Here are some results. First, 'timer_test' for two architectures,
tabulating the first three lines, which measure
- inline void do_nothing() {}
- a hundred logarithm calculations written to volatile storage
- ten calls to that hundred-logarithm function
min mean min mean min mean
i686-w64-mingw32
300 353 8500 8587 41400 64280
300 336 8500 8579 41400 65340
300 312 8500 8564 41400 50950
300 337 8500 8776 82800 83060
300 338 8500 8581 41400 51390
300 332 8500 9117 41400 60440
300 336 8500 8579 41400 77610
100 175 4200 4288 41400 41770
100 299 4200 4288 41400 41570
300 312 8500 8581 82800 83160
x86_64-linux-gnu
0 353 4000 8587 40000 64280
0 336 8000 8579 81000 65340
0 312 4000 8564 40000 50950
0 337 4000 8776 40000 83060
0 338 8000 8581 40000 51390
0 332 8000 9117 40000 60440
0 336 4000 8579 40000 77610
0 175 4000 4288 40000 41770
0 299 4000 4288 40000 41570
0 312 8000 8581 40000 83160
At first, I questioned whether this change is really an improvement.

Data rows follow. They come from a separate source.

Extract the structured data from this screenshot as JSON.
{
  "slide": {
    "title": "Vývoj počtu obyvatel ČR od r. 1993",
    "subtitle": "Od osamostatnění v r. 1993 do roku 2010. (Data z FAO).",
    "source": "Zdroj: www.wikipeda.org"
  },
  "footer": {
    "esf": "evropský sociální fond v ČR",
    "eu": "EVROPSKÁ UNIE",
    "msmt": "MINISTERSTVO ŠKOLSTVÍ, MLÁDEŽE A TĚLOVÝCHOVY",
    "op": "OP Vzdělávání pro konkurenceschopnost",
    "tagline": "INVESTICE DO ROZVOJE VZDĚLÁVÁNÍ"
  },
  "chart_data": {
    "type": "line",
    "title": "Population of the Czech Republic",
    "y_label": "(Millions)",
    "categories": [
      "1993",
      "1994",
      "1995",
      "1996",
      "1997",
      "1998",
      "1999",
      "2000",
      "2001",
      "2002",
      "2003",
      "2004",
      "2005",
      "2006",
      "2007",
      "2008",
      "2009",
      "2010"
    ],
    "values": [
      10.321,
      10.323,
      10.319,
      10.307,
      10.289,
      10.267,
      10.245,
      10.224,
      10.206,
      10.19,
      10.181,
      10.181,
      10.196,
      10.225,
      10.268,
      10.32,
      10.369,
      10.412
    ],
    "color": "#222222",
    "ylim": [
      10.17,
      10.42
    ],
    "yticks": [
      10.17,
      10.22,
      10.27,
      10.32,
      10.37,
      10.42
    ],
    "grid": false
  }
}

First of all, precision has apparently been lost; but it was false
precision, because nanosecond measurements were being reported for
timers with a resolution of about a millisecond. Second, the middle
columns of the msw results suggest that the minimum and mean aren't
really much different; but the GNU/Linux results don't. Third, the left
column of the GNU/Linux results is uniformly zero, which just feels
wrong, because the mean seemed to report information while the minimum
doesn't; but the question actually posed is how long it takes to do
nothing on a multiple-GHz machine, measured to the nearest microsecond,
and the answer really is zero: the zero minimum is information, but the
reported mean is noise.
I was especially reluctant to give up the "Third" illusion above for
'expression_template_0_test', because I had once set great store by its
results, though that was probably with gcc-3.0 on a one-core 3.5 GHz
CPU...because now there's no difference to measure on x64_86-linux-gnu
except for the "STL" methods that are known to be awful:
Speed tests: array length 1000
C : 9.877e-07 s mean; 0 us least of 10125 runs
STL plain : 4.006e-06 s mean; 3 us least of 2496 runs
STL fancy : 1.462e-06 s mean; 1 us least of 6840 runs
valarray : 9.952e-07 s mean; 0 us least of 10048 runs
uBLAS : 1.020e-06 s mean; 0 us least of 9801 runs
PETE : 8.727e-07 s mean; 0 us least of 11459 runs
...and the corresponding results for array lengths of {1, 10, 100} just
look ridiculous now: they're all zero. As seen above, the mean is still
reported (it costs nothing) along with the minimum (which is expressed
now in microseconds, not nanoseconds).